2

how can I put tweets in avro files and save them in HDFS using Spring XD? The docu only tells me to do the following:

xd:>stream create --name mydataset --definition "time | hdfs-dataset --batchSize=20" --deploy

This works fine for the source "time" but if I want to store tweets as avro it only puts the raw json Strings in the avro files, which is pretty dumb.

I could not find any detailed information about how to tell Spring XD to apply a specific Avro Schema (avsc) or convert the json String to Tweet object.

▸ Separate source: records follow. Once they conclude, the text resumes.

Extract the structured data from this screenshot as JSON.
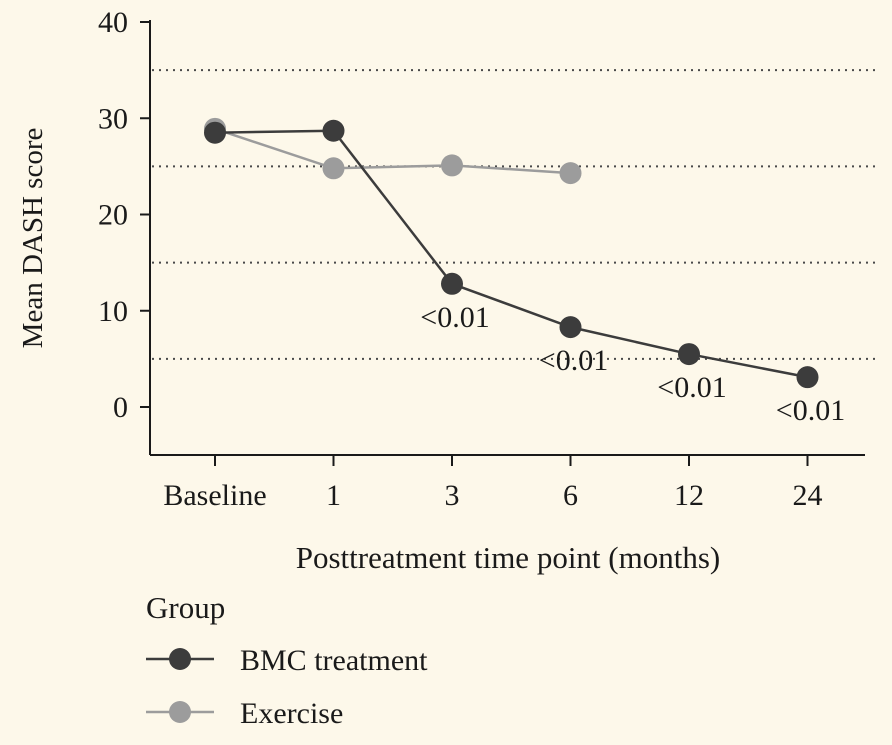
{
  "chart_data": {
    "type": "line",
    "title": "",
    "xlabel": "Posttreatment time point (months)",
    "ylabel": "Mean DASH score",
    "categories": [
      "Baseline",
      "1",
      "3",
      "6",
      "12",
      "24"
    ],
    "yticks": [
      0,
      10,
      20,
      30,
      40
    ],
    "ylim": [
      -5,
      40
    ],
    "grid": {
      "style": "dotted",
      "yvalues": [
        5,
        15,
        25,
        35
      ]
    },
    "series": [
      {
        "name": "BMC treatment",
        "color": "#3c3c3c",
        "values": [
          28.5,
          28.7,
          12.8,
          8.3,
          5.5,
          3.1
        ],
        "annotations": [
          "",
          "",
          "<0.01",
          "<0.01",
          "<0.01",
          "<0.01"
        ]
      },
      {
        "name": "Exercise",
        "color": "#9c9c9c",
        "values": [
          28.9,
          24.8,
          25.1,
          24.3,
          null,
          null
        ]
      }
    ],
    "legend": {
      "title": "Group",
      "placement": "bottom-left"
    }
  }
}
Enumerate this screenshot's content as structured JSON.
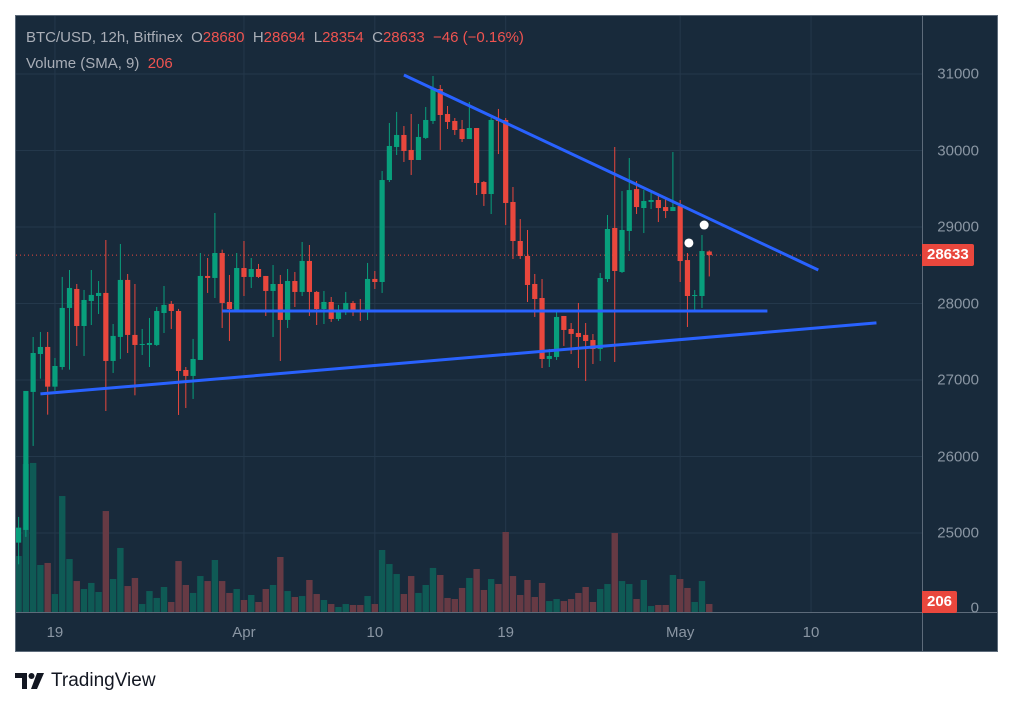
{
  "legend": {
    "symbol": "BTC/USD, 12h, Bitfinex",
    "open_label": "O",
    "open": "28680",
    "high_label": "H",
    "high": "28694",
    "low_label": "L",
    "low": "28354",
    "close_label": "C",
    "close": "28633",
    "change": "−46 (−0.16%)",
    "volume_label": "Volume (SMA, 9)",
    "volume_value": "206"
  },
  "last_price_badge": "28633",
  "volume_badge": "206",
  "branding": {
    "name": "TradingView",
    "icon": "tradingview-logo-icon"
  },
  "colors": {
    "background": "#182a3b",
    "up": "#089f7c",
    "down": "#e9473d",
    "volume_up": "#0f5a55",
    "volume_down": "#663a44",
    "trendline": "#2962ff",
    "grid": "#24384b"
  },
  "chart_data": {
    "type": "candlestick",
    "title": "BTC/USD, 12h, Bitfinex",
    "interval": "12h",
    "ylim": [
      24400,
      31400
    ],
    "grid": true,
    "y_ticks": [
      31000,
      30000,
      29000,
      28000,
      27000,
      26000,
      25000
    ],
    "y_tick_labels": [
      "31000",
      "30000",
      "29000",
      "28000",
      "27000",
      "26000",
      "25000"
    ],
    "volume_axis_label": "0",
    "x_ticks": [
      {
        "label": "19",
        "bar": 5
      },
      {
        "label": "Apr",
        "bar": 31
      },
      {
        "label": "10",
        "bar": 49
      },
      {
        "label": "19",
        "bar": 67
      },
      {
        "label": "May",
        "bar": 91
      },
      {
        "label": "10",
        "bar": 109
      }
    ],
    "columns": [
      "open",
      "high",
      "low",
      "close",
      "volume"
    ],
    "bars": [
      [
        24874,
        25210,
        24591,
        25070,
        638
      ],
      [
        25040,
        26857,
        24950,
        26857,
        1687
      ],
      [
        26844,
        27562,
        26138,
        27353,
        1699
      ],
      [
        27340,
        27628,
        27018,
        27432,
        536
      ],
      [
        27432,
        27628,
        26547,
        26913,
        559
      ],
      [
        26913,
        27288,
        26857,
        27183,
        205
      ],
      [
        27170,
        28347,
        27135,
        27942,
        1322
      ],
      [
        27942,
        28438,
        27135,
        28203,
        604
      ],
      [
        28190,
        28255,
        27445,
        27706,
        353
      ],
      [
        27706,
        28177,
        27314,
        28046,
        262
      ],
      [
        28033,
        28438,
        27719,
        28112,
        331
      ],
      [
        28098,
        28294,
        27863,
        28138,
        228
      ],
      [
        28138,
        28830,
        26595,
        27249,
        1151
      ],
      [
        27249,
        27732,
        27092,
        27576,
        376
      ],
      [
        27563,
        28778,
        27275,
        28308,
        730
      ],
      [
        28308,
        28386,
        27353,
        27589,
        296
      ],
      [
        27589,
        28255,
        26800,
        27458,
        388
      ],
      [
        27458,
        27667,
        27327,
        27471,
        91
      ],
      [
        27458,
        27811,
        27170,
        27484,
        239
      ],
      [
        27458,
        27955,
        27445,
        27902,
        160
      ],
      [
        27876,
        28229,
        27615,
        27981,
        285
      ],
      [
        27994,
        28033,
        27667,
        27902,
        114
      ],
      [
        27902,
        27929,
        26543,
        27118,
        581
      ],
      [
        27131,
        27170,
        26634,
        27053,
        308
      ],
      [
        27053,
        27537,
        26752,
        27275,
        217
      ],
      [
        27262,
        28660,
        27262,
        28360,
        410
      ],
      [
        28360,
        28595,
        28138,
        28334,
        353
      ],
      [
        28334,
        29183,
        28072,
        28660,
        593
      ],
      [
        28660,
        28704,
        27680,
        28007,
        353
      ],
      [
        28020,
        28373,
        27510,
        27928,
        217
      ],
      [
        27915,
        28660,
        27889,
        28464,
        262
      ],
      [
        28464,
        28817,
        28098,
        28347,
        137
      ],
      [
        28347,
        28595,
        28203,
        28451,
        194
      ],
      [
        28451,
        28517,
        28334,
        28347,
        114
      ],
      [
        28360,
        28360,
        27837,
        28164,
        262
      ],
      [
        28164,
        28503,
        27562,
        28255,
        308
      ],
      [
        28255,
        28373,
        27249,
        27785,
        627
      ],
      [
        27785,
        28451,
        27680,
        28294,
        239
      ],
      [
        28294,
        28412,
        27954,
        28151,
        171
      ],
      [
        28151,
        28804,
        28098,
        28556,
        182
      ],
      [
        28556,
        28765,
        27837,
        28151,
        365
      ],
      [
        28151,
        28164,
        27719,
        27928,
        205
      ],
      [
        27928,
        28164,
        27732,
        28020,
        137
      ],
      [
        28020,
        28085,
        27759,
        27798,
        91
      ],
      [
        27798,
        27981,
        27772,
        27889,
        57
      ],
      [
        27889,
        28151,
        27850,
        28007,
        91
      ],
      [
        28007,
        28033,
        27837,
        27889,
        80
      ],
      [
        27915,
        28059,
        27772,
        27889,
        80
      ],
      [
        27889,
        28530,
        27785,
        28321,
        182
      ],
      [
        28321,
        28425,
        28190,
        28281,
        91
      ],
      [
        28281,
        29732,
        28138,
        29614,
        707
      ],
      [
        29614,
        30360,
        29588,
        30059,
        547
      ],
      [
        30046,
        30504,
        29941,
        30203,
        433
      ],
      [
        30203,
        30320,
        29850,
        29994,
        205
      ],
      [
        30007,
        30477,
        29680,
        29876,
        410
      ],
      [
        29876,
        30347,
        29876,
        30177,
        217
      ],
      [
        30164,
        30569,
        30150,
        30399,
        308
      ],
      [
        30386,
        30974,
        30347,
        30804,
        502
      ],
      [
        30804,
        30856,
        30007,
        30464,
        422
      ],
      [
        30477,
        30582,
        30281,
        30373,
        160
      ],
      [
        30386,
        30425,
        30203,
        30268,
        148
      ],
      [
        30281,
        30399,
        30111,
        30150,
        274
      ],
      [
        30150,
        30634,
        30150,
        30294,
        388
      ],
      [
        30294,
        30294,
        29418,
        29575,
        490
      ],
      [
        29588,
        29601,
        29275,
        29431,
        251
      ],
      [
        29431,
        30425,
        29170,
        30399,
        376
      ],
      [
        30399,
        30543,
        29954,
        30386,
        319
      ],
      [
        30399,
        30425,
        29026,
        29314,
        912
      ],
      [
        29327,
        29523,
        28582,
        28817,
        410
      ],
      [
        28817,
        29104,
        28582,
        28621,
        194
      ],
      [
        28621,
        28961,
        28020,
        28242,
        365
      ],
      [
        28255,
        28386,
        27824,
        28059,
        171
      ],
      [
        28072,
        28320,
        27157,
        27275,
        331
      ],
      [
        27275,
        27406,
        27170,
        27314,
        125
      ],
      [
        27301,
        27889,
        27262,
        27824,
        148
      ],
      [
        27837,
        27837,
        27445,
        27654,
        125
      ],
      [
        27667,
        27745,
        27340,
        27602,
        148
      ],
      [
        27615,
        28007,
        27157,
        27562,
        217
      ],
      [
        27589,
        27745,
        26987,
        27510,
        285
      ],
      [
        27523,
        27601,
        27209,
        27405,
        114
      ],
      [
        27405,
        28399,
        27248,
        28333,
        262
      ],
      [
        28320,
        29157,
        28281,
        28974,
        319
      ],
      [
        28987,
        30046,
        27235,
        28425,
        901
      ],
      [
        28412,
        29470,
        28399,
        28961,
        353
      ],
      [
        28948,
        29902,
        28686,
        29483,
        319
      ],
      [
        29496,
        29601,
        29170,
        29261,
        148
      ],
      [
        29248,
        29483,
        28921,
        29340,
        365
      ],
      [
        29327,
        29470,
        29235,
        29353,
        68
      ],
      [
        29353,
        29418,
        29065,
        29248,
        80
      ],
      [
        29261,
        29366,
        29117,
        29209,
        80
      ],
      [
        29209,
        29980,
        29209,
        29261,
        422
      ],
      [
        29274,
        29353,
        28281,
        28555,
        376
      ],
      [
        28568,
        28660,
        27693,
        28098,
        274
      ],
      [
        28098,
        28176,
        27915,
        28111,
        114
      ],
      [
        28098,
        28895,
        27941,
        28686,
        353
      ],
      [
        28680,
        28694,
        28354,
        28633,
        91
      ]
    ],
    "last_price": 28633,
    "volume_sma_9": 206,
    "drawings": [
      {
        "name": "descending-trendline",
        "from": {
          "bar": 53,
          "price": 30987
        },
        "to": {
          "bar": 110,
          "price": 28438
        }
      },
      {
        "name": "ascending-trendline",
        "from": {
          "bar": 3,
          "price": 26818
        },
        "to": {
          "bar": 118,
          "price": 27746
        }
      },
      {
        "name": "horizontal-support-line",
        "from": {
          "bar": 28,
          "price": 27902
        },
        "to": {
          "bar": 103,
          "price": 27902
        }
      }
    ],
    "handles": [
      {
        "bar": 92.2,
        "price": 28791
      },
      {
        "bar": 94.3,
        "price": 29026
      }
    ]
  }
}
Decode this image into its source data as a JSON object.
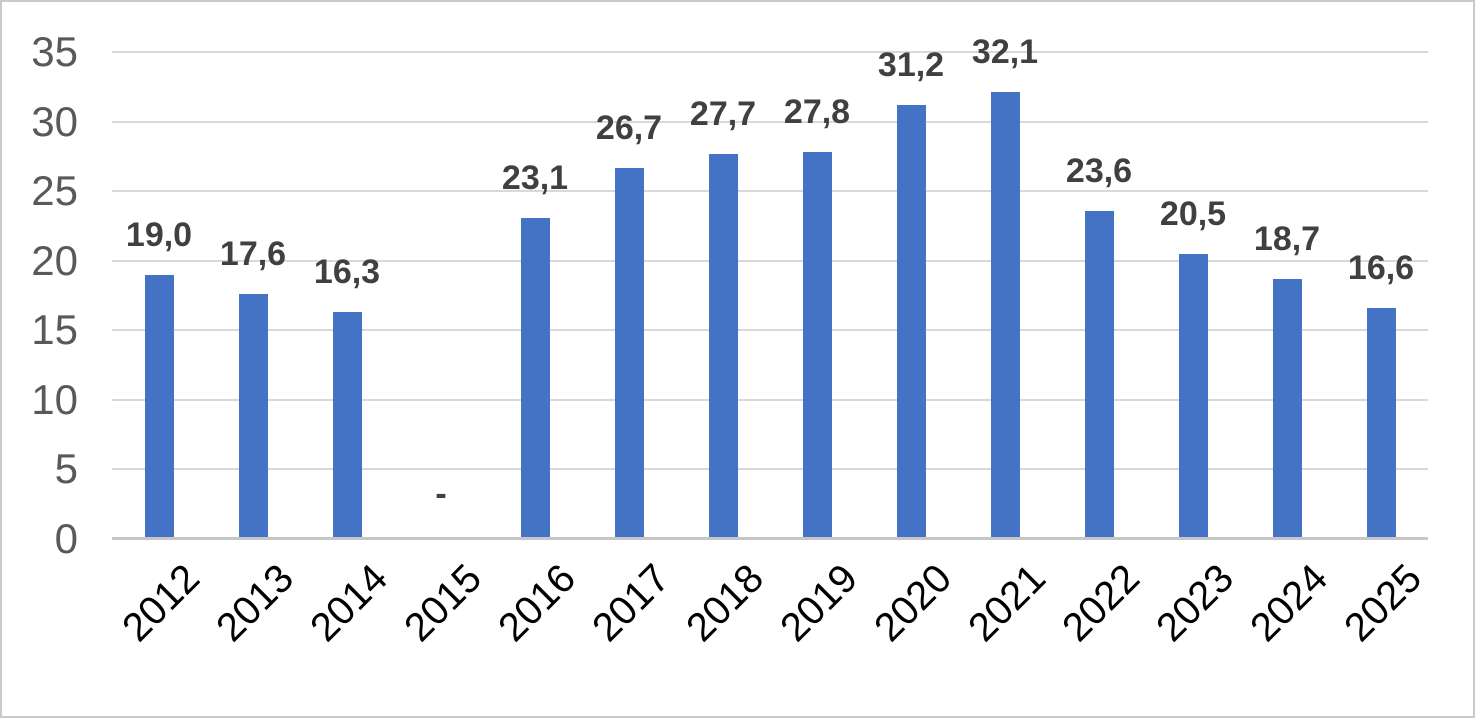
{
  "chart_data": {
    "type": "bar",
    "title": "",
    "xlabel": "",
    "ylabel": "",
    "categories": [
      "2012",
      "2013",
      "2014",
      "2015",
      "2016",
      "2017",
      "2018",
      "2019",
      "2020",
      "2021",
      "2022",
      "2023",
      "2024",
      "2025"
    ],
    "values": [
      19.0,
      17.6,
      16.3,
      null,
      23.1,
      26.7,
      27.7,
      27.8,
      31.2,
      32.1,
      23.6,
      20.5,
      18.7,
      16.6
    ],
    "value_labels": [
      "19,0",
      "17,6",
      "16,3",
      "-",
      "23,1",
      "26,7",
      "27,7",
      "27,8",
      "31,2",
      "32,1",
      "23,6",
      "20,5",
      "18,7",
      "16,6"
    ],
    "ylim": [
      0,
      35
    ],
    "yticks": [
      0,
      5,
      10,
      15,
      20,
      25,
      30,
      35
    ],
    "grid": true,
    "legend": "none",
    "decimal_separator": ",",
    "colors": {
      "bar": "#4472c4",
      "gridline": "#d9d9d9",
      "axis_line": "#c7c7c7",
      "y_tick_text": "#595959",
      "value_label_text": "#404040",
      "x_tick_text": "#000000",
      "frame_border": "#c9c9c9",
      "background": "#ffffff"
    }
  }
}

Do I have to build a custom converter?

Can somebody please help? This is driving me insane...

Thanks.

Tim
  • 127
  • 2
  • 8

1 Answers1

1

According to the hdfs-dataset documentation, Kite SDK is used to infer the AVRO schema based on the object you passed into it. From its perspective, you passed in a String, which is why it behaves as it does. Since there is no mechanism to explicitly pick a schema for hdfs-dataset to use, you'll have to create a Java Class representative of the tweet (or use the Twitter4J api), turn the tweet JSON into a Java object (a custom processor will be necessary), and output that to your sink. Hdfs-dataset will use a schema based on your class.

Brandon McKenzie
  • 1,655
  • 11
  • 26